JULIE MCCARTHY, BYLINE: Driving east out of Kathmandu, the road turns north and coils toward the border with Tibet. We crawl past the tree line - an ooh and ah as the snowcapped peaks of the Langtang mountain range come into view, indelible and breathtaking. But alongside the beauty of this singular Nepali panorama sits another more sobering scene.
The earthquake has altered the landscape of towns along this popular pass. No house, no business appears to have withstood the fury of the quake. In the town of Chautara which it straddles the winding, mountainous road. It's in the district that lost the greatest number of people in the quake - some 2,600. This weekend, in the same district, improbably, survivors were pulled from beneath the rubble. In Chautara, Amrit Shrestha, 36, thinks he smells something rotting beneath the wreckage of his home. A Norwegian firefighter asks him, is it garbage? Perhaps a person? He's uncertain.
AMRIT SHRESTHA: Maybe or may not be. Maybe dogs, maybe chickens, everything.
MCCARTHY: He says they pulled out the bodies of neighbors, and he's still digging out belongings from the pile of timbers and bricks that were once his family home. Amrit's energetic clearing of debris marks him as a pragmatic, get-on-with-it man. I wondered how he and many others like him function when all around is in ruins.
What do you do when you get up in the morning? What's the first thing you do?
A. SHRESTHA: First thing, we have to collect water in our ponds and everywhere. There is no electricity. How can we get electricity? Slowly we'll on - and we'll make a house slowly. But now we have to be safe first. Our life is precious. So nobody's injured. That's the good thing.
MCCARTHY: Amrit's clothing store has been destroyed, but he's found a new purpose in this quake - collecting essentials and delivering them to the neediest among them. He's now, he says, a social worker.
A. SHRESTHA: If I can give something to others, then I just do.

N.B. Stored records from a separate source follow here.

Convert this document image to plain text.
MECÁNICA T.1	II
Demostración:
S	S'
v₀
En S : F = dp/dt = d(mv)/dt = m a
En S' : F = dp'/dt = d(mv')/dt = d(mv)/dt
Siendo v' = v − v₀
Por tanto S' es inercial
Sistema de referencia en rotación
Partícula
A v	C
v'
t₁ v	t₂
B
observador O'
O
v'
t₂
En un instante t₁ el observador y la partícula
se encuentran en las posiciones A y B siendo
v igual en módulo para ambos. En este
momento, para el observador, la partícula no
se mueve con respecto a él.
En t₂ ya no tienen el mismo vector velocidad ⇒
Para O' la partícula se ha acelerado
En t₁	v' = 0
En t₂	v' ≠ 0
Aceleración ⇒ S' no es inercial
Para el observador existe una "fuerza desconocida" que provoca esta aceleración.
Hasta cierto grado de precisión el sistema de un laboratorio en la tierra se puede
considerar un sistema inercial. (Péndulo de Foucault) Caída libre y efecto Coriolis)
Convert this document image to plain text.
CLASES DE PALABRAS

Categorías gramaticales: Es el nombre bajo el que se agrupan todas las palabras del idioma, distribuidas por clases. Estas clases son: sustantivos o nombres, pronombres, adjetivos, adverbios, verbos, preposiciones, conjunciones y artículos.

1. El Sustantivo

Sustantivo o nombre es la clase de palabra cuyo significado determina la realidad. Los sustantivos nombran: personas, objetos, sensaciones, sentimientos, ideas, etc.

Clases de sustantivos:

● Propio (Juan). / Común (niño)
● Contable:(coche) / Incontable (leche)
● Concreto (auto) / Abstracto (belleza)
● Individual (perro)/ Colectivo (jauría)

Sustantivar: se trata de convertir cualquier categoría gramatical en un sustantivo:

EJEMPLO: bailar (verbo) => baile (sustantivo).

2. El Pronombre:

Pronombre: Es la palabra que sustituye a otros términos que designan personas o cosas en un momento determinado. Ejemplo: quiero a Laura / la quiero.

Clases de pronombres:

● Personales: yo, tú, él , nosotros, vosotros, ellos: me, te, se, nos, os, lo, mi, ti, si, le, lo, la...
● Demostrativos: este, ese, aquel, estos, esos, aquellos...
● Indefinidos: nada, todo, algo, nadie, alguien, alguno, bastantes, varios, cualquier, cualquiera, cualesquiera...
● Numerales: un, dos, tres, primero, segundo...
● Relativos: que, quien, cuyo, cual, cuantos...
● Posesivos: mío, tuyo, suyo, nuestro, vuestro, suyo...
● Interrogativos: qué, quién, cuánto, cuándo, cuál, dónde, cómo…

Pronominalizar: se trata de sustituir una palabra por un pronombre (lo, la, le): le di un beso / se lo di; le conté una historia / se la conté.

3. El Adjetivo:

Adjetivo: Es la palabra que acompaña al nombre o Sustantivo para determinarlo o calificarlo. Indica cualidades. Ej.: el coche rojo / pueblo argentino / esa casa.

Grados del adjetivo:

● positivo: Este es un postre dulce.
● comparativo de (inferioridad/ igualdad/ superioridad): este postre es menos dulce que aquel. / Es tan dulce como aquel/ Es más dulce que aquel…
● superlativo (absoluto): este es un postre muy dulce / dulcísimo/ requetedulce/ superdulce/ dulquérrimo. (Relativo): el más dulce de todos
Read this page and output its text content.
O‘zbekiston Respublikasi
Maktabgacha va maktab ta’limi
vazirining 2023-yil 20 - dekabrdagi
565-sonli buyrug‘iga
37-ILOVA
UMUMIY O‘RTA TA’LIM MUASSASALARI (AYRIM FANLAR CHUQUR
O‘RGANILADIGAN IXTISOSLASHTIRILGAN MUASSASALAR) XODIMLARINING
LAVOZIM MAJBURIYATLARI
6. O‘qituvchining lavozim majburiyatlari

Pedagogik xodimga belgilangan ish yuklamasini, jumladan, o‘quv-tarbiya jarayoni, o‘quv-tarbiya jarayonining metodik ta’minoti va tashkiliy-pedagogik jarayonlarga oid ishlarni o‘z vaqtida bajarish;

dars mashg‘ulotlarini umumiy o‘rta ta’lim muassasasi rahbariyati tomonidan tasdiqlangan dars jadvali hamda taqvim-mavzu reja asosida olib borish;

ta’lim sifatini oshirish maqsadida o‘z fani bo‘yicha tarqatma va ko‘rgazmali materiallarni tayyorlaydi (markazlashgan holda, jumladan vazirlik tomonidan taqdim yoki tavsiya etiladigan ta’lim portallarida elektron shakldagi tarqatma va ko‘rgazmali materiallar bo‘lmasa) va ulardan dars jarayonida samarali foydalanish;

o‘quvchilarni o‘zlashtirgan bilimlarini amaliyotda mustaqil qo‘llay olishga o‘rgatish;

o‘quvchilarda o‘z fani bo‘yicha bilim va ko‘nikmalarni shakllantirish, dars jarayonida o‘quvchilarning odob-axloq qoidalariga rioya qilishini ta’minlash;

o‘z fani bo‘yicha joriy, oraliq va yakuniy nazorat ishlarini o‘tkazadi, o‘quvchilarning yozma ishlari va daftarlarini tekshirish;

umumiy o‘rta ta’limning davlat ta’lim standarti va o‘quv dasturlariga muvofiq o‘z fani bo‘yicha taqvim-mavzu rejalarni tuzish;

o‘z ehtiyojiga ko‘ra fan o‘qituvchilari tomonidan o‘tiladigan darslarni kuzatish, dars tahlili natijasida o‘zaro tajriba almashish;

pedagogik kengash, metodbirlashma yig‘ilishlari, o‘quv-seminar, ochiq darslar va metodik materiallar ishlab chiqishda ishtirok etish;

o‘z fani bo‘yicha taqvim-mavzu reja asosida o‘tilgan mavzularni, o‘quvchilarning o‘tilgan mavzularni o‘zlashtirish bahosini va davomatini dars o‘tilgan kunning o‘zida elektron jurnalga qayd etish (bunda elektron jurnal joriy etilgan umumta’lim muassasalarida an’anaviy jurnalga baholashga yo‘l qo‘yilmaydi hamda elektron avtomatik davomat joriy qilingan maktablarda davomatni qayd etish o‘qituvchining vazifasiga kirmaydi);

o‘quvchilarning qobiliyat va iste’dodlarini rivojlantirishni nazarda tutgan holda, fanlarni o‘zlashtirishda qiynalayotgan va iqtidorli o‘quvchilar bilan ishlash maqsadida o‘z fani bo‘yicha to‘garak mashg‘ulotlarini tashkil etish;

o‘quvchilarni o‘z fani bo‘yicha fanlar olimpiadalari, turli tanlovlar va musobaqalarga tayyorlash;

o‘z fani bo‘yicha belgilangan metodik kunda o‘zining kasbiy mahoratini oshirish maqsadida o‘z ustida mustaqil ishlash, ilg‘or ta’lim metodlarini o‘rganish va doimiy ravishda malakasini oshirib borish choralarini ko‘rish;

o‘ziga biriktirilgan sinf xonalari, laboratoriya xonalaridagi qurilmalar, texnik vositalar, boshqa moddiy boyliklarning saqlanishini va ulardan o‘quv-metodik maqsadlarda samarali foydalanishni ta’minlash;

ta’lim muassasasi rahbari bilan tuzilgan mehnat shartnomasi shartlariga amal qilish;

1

MCCARTHY: Amrit gets those basic supplies from the aid camp up the road. There's a field where children play games and where the Norwegian Red Cross is installing a mobile hospital. By all appearances, this is not a town that's been overlooked. The Army is out, and U.N. four-wheel-drive vehicles roar up the road.
UNIDENTIFIED MAN: (Foreign language spoken).
MCCARTHY: But restaurant owner Sunita Shrestha is acid on the subject of what Nepali politicians have done for the community here.
SUNITA SHRESTHA: (Speaking Nepalese).
MCCARTHY: "We're sleeping on the ground that's still shaking, and we don't sleep because of the high winds and rain," she says. When local politicians showed up last week, Sunita says residents pelted them with stones in protest before they escaped. Across the street, Shovit Shrestha sits on the stoop of his old-fashioned hardware store selling the one thing he's got that his neighbors need - nails. While he offers them the promise of rebuilding, he despairs at any reconstruction for himself. He says the government is giving $5,000 to rebuild.
SHOVIT SHRESTHA: (Speaking Nepalese).
MCCARTHY: "That money is peanuts," he says. "I've lost 10 times that in merchandise alone." It's one man's loss in a country full of stories like his. Julie McCarthy, NPR News, Chautara, Nepal.